3.3.3 The relevance of RCT evidence to the appraisal depends on both the external and internal validity of each trial. Internal validity is assessed according to the design and conduct of a trial and includes blinding (when appropriate), the method of randomisation and concealment of allocation, and the completeness of follow-up. Other important considerations are the size and power of the trial, the selection and measurement of outcomes and analysis by intention to treat. External validity is assessed according to the generalisability of the trial evidence; that is, whether the results apply to wider patient groups (and over a longer follow-up) and to routine clinical practice.
3.3.4 The problems of confounding, lack of blinding, incomplete follow-up and lack of a clear denominator and end point occur more commonly in non-randomised studies and non-controlled trials than in RCTs.
3.3.5 Observational (or epidemiological) studies do not apply an intervention, but instead compare outcomes for people who use the technology under appraisal with outcomes for people who do not use the technology. These studies may be biased in that the people who use the technology may fundamentally differ in their risk of the outcome than the people who do not use the technology. Some observational studies lack a control group, and include only people who receive the technology.
3.3.6 Inferences will necessarily be more circumspect about relative treatment effects drawn from studies without randomisation or control than those from RCTs. The potential biases of observational studies should be identified, and ideally quantified and adjusted for.

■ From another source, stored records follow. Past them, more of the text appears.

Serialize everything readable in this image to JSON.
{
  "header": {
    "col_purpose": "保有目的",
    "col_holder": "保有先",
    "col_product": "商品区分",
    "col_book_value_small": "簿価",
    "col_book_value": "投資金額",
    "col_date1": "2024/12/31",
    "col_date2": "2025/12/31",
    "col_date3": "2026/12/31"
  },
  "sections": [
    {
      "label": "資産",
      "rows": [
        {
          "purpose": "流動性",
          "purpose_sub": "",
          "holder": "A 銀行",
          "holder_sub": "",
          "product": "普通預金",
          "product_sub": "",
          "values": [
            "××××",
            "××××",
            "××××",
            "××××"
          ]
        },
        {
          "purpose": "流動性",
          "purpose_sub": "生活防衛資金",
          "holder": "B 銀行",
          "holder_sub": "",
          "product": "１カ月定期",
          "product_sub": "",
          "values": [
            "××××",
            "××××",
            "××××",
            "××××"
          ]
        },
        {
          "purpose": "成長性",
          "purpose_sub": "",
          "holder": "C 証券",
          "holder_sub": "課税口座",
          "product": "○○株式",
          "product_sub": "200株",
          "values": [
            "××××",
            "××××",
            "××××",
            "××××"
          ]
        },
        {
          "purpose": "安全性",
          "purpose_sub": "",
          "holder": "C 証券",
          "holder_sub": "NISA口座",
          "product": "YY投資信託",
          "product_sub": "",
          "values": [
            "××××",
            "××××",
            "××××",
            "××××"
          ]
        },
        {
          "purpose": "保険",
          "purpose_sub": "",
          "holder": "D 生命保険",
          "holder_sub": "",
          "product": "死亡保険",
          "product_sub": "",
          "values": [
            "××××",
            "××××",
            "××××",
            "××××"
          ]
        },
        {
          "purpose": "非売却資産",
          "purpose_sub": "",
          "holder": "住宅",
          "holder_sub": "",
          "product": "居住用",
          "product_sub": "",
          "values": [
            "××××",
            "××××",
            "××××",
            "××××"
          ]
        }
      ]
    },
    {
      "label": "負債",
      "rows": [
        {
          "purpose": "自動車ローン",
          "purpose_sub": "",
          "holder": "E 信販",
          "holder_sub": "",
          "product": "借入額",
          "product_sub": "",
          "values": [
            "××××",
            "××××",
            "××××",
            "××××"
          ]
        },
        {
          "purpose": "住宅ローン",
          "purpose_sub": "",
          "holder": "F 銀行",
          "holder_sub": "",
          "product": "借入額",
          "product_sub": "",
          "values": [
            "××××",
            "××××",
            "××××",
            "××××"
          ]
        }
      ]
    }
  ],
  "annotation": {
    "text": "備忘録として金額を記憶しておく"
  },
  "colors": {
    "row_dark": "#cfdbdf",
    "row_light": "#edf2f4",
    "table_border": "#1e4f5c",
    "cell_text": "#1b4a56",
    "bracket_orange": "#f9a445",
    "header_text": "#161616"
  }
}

When possible, more than 1 independent source of such evidence should be examined to gain some insight into the validity of any conclusions.
3.3.7 Evidence from sources other than RCTs is also often used for parameters such as the valuation of health effects over time into QALYs, and for costs. Study quality can vary, and so systematic review methods, critical appraisal and sensitivity analyses are as important for review of these data as they are for reviews of data on relative treatment effects from RCTs.
3.3.8 In the context of technology appraisals the main purpose of qualitative research is to explore areas such as patients' experiences of having a disease or condition, their experiences of having treatment and their views on the acceptability of different types of treatment.
3.3.9 Evidence on cost effectiveness may be obtained from new analyses performed according to the NICE reference case; however, a systematic review of published, relevant evidence on the cost effectiveness of the technology should also be conducted.
3.3.10 Economic evaluations should quantify how the technologies under comparison affect disease progression and patients' health-related quality of life, and value those effects to reflect the preferences of the general population.
3.3.11 For all parameters (including effectiveness, valuation of health-related quality of life and costs) economic evaluation should systematically consider possible data sources, and avoid selection bias in the choice of sources.
3.3.12 To ensure that the appraisal does not miss important relevant evidence, it is important that attempts are made to identify evidence that is not in the public domain. Such evidence includes unpublished clinical trial data and clinical trial data that are in abstract form only or are incomplete. Such information must be critically appraised and, when appropriate, sensitivity analysis conducted to examine the effects of its incorporation or exclusion.